Il sostegno al tetto del debito rimane forte, soprattutto tra i sostenitori del Partito Democratico Libero (FDP), con quasi tre quarti a favore del suo mantenimento. Tuttavia, c’è una significativa opposizione, in particolare da parte dei socialdemocratici (SPD) e dei verdi, che sostengono una maggiore flessibilità per finanziare le infrastrutture critiche e gli investimenti legati al clima. Tra i sostenitori dell’SPD e dei Verdi, la maggioranza è favorevole ad un allentamento delle restrizioni sul debito, evidenziando il profondo divario all’interno della coalizione.
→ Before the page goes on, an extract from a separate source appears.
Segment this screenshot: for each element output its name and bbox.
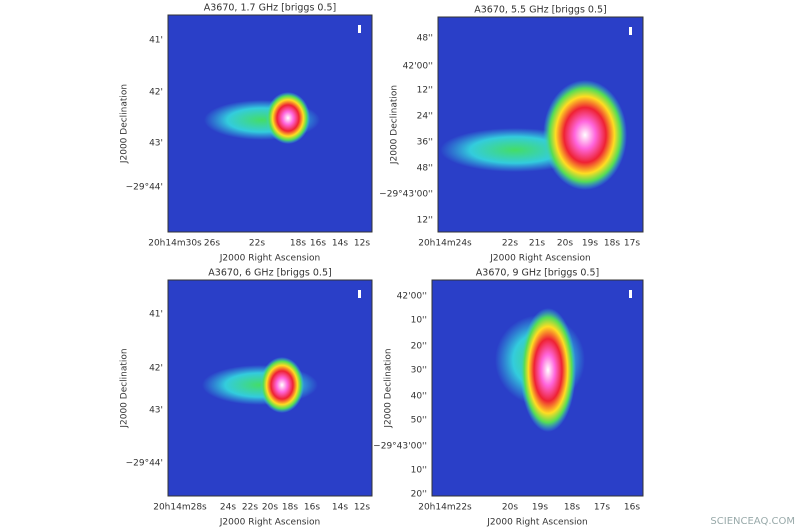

Il governo lotta con le sfide di bilancio

La disputa in corso ha messo in luce significative spaccature all’interno della coalizione, in particolare tra il FDP e gli altri partiti al governo. Il ministro delle Finanze Christian Lindner, convinto sostenitore della disciplina fiscale, si è scontrato con i partner della coalizione su come affrontare il deficit di bilancio. Le recenti discussioni sul bilancio sono state caratterizzate da dibattiti controversi, in particolare sulle proposte di riallocare i fondi da enti statali come la Deutsche Bahn e l’Autobahn GmbH per coprire le lacune di bilancio.

L'insistenza di Lindner nel rispettare il tetto del debito ha attirato critiche all'interno del governo, in particolare da parte di coloro che sostengono un aumento della spesa pubblica. Nonostante le pressioni, Lindner rimane fedele alla sua posizione, sostenendo che la Germania deve vivere entro i propri mezzi ed evitare ulteriori prestiti che potrebbero mettere a repentaglio la stabilità finanziaria a lungo termine.

Opinione pubblica sulla performance della coalizione

La percezione del pubblico sulla gestione della crisi di bilancio da parte del governo di coalizione è stata contrastante. Mentre alcuni lodano gli sforzi del governo per mantenere la disciplina fiscale, altri sono frustrati dall’apparente mancanza di progressi e dal disaccordo interno che ha afflitto i negoziati sul bilancio. Recenti sondaggi indicano che una parte significativa dell’elettorato ritiene tutti i partner della coalizione ugualmente responsabili dei ritardi nella finalizzazione del bilancio.

È interessante notare che le dinamiche politiche attorno allo Schuldenbremse hanno anche influenzato l’opinione pubblica più ampia sulle prestazioni della coalizione. Le tensioni in corso e i lenti progressi nelle trattative sul bilancio hanno minato la fiducia nella capacità del governo di gestire l’economia in modo efficace, con l’opposizione, in particolare la CDU/CSU, che guadagna terreno mentre cresce l’insoddisfazione nei confronti della coalizione.

Implicazioni politiche più ampie

Il dibattito sullo Schuldenbremse arriva in un momento di elevata sensibilità politica, in particolare in vista delle elezioni regionali in diversi stati chiave della Germania. L’ascesa di partiti populisti come l’AfD e il neonato Bündnis Sahra Wagenknecht (BSW) ha aggravato la complessità del panorama politico. Entrambi i partiti hanno ottenuto un sostegno significativo, in particolare nella Germania orientale, complicando le prospettive per i partiti tradizionali di formare governi stabili.

Mentre la Germania naviga in queste turbolente acque politiche ed economiche, l’esito del dibattito sullo Schuldenbremse avrà probabilmente implicazioni di vasta portata per la politica fiscale del paese e per il futuro della coalizione di governo. Con il bilancio per il 2025 ancora in evoluzione, le decisioni prese nei prossimi mesi saranno fondamentali nel modellare la traiettoria economica e la stabilità politica della Germania.